Sections and articles can be arranged using the weight key in the front matter of each file. For specifying section level titles and ordering use the _index.md file inside the directory for that section. Should a weight not be specified and sortByFilePath: false Hugo will fall back to the following to order content: Data > Link Title > FilePath. For more information, see Order Content in the Hugo documentation.

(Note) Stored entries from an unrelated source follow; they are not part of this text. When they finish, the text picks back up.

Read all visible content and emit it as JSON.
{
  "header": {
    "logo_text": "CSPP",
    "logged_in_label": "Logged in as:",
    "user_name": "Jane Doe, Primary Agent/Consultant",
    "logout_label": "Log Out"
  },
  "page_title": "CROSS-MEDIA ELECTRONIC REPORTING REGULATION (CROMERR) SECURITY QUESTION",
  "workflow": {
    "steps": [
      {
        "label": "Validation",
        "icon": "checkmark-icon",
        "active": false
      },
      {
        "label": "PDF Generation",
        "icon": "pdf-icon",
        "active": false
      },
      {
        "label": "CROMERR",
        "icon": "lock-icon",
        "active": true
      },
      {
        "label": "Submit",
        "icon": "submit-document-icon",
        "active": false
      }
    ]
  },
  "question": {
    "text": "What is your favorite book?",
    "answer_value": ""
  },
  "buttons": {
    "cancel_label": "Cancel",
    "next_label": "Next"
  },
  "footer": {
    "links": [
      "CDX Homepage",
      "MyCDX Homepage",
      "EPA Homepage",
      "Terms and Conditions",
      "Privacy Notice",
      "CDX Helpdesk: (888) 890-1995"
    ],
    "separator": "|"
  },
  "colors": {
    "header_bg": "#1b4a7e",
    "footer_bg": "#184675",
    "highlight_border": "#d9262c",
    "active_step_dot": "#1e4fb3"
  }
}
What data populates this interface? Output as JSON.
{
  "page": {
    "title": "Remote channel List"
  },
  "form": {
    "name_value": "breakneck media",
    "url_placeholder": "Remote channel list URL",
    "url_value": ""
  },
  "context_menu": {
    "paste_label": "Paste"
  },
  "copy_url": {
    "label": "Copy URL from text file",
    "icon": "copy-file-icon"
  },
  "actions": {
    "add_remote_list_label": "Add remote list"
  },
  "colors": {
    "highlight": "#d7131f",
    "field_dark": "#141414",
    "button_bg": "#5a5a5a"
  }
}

The following is an example of how you can order and organize files and directories:

    .
    ├── article-1.md // Specify weight 1 here in front matter
    ├── Directory-2
    │   ├── article-2.1.md // Specify weight 1 here in front matter
    │   ├── article-2.2.md // Specify weight 2 here in front matter
    │   ├── _index.md // Specify weight 2 here in front matter, this will set `Directory-2` as the second item in the parent section
    ├── article-3.md // Specify weight 3 here in front matter
    ├── article-4.md // Specify weight 4 here in front matter
    └── _index.md // Specify weight 1 here in front matter

Note: For Directory-2/_index.md file we specify weight as 2, as in this case, this weight determines the ordering for the entire section with respect of its siblings (article-1.md, article-2.md, article-3.md, article-4.md)

Hosting

Github Pages

GitHub Pages provides a quick and convenient means of hosting and serving your documentation from a Github repository. The recommended way to host your Presidium site in Github Pages is to use GitHub Actions

If you are using GitHub Actions for the first time you can simply create a push.yaml file under .github/workflows and define your GitHub Pages job, if you already using GitHub Actions, you can simply add a job to deploy your documentation and configure your baseURL accordingly:

name: Presidium Github Pages
on:
  - push

jobs:
  gh-pages:
    runs-on: ubuntu-20.04
    concurrency:
      group: ${{ github.workflow }}-${{ github.ref }}
    steps:
      - uses: actions/checkout@v2
        with:
          submodules: true
          fetch-depth: 0
          persist-credentials: false
      - name: Setup Hugo
        uses: peaceiris/actions-hugo@v2
        with:
          hugo-version: '0.87.0'
          extended: true
      - name: Build
        run: hugo --minify --baseURL `https://<ORGANIZATION>.github.io/<REPOSITORY_NAME>`
      - name: Deploy
        uses: peaceiris/actions-gh-pages@v3
        with:
          github_token: ${{ secrets.GITHUB_TOKEN }}
          publish_dir: ./public

If your documentation site uses private repository modules, you need to change the git config in order to be able to fetch from private repositories:

    ...
    steps:
      - uses: actions/checkout@v2
        with:
          submodules: true
          fetch-depth: 0
          persist-credentials: false
      - name: Inject Golang Git Config
        run: git config --global url."https://${PRIVATE_GITHUB_TOKEN}:@github.com/".insteadOf "https://github.com/"
    ...
    env:
      PRIVATE_GITHUB_TOKEN: ${{ secrets.PRIVATE_GITHUB_TOKEN }}
      GOPRIVATE: github.com/spandigital

Note that we are using the environment variable PRIVATE_GITHUB_TOKEN which you need to create in your repository Settings > Secrets, containing a personal access token capable of downloading your private resources.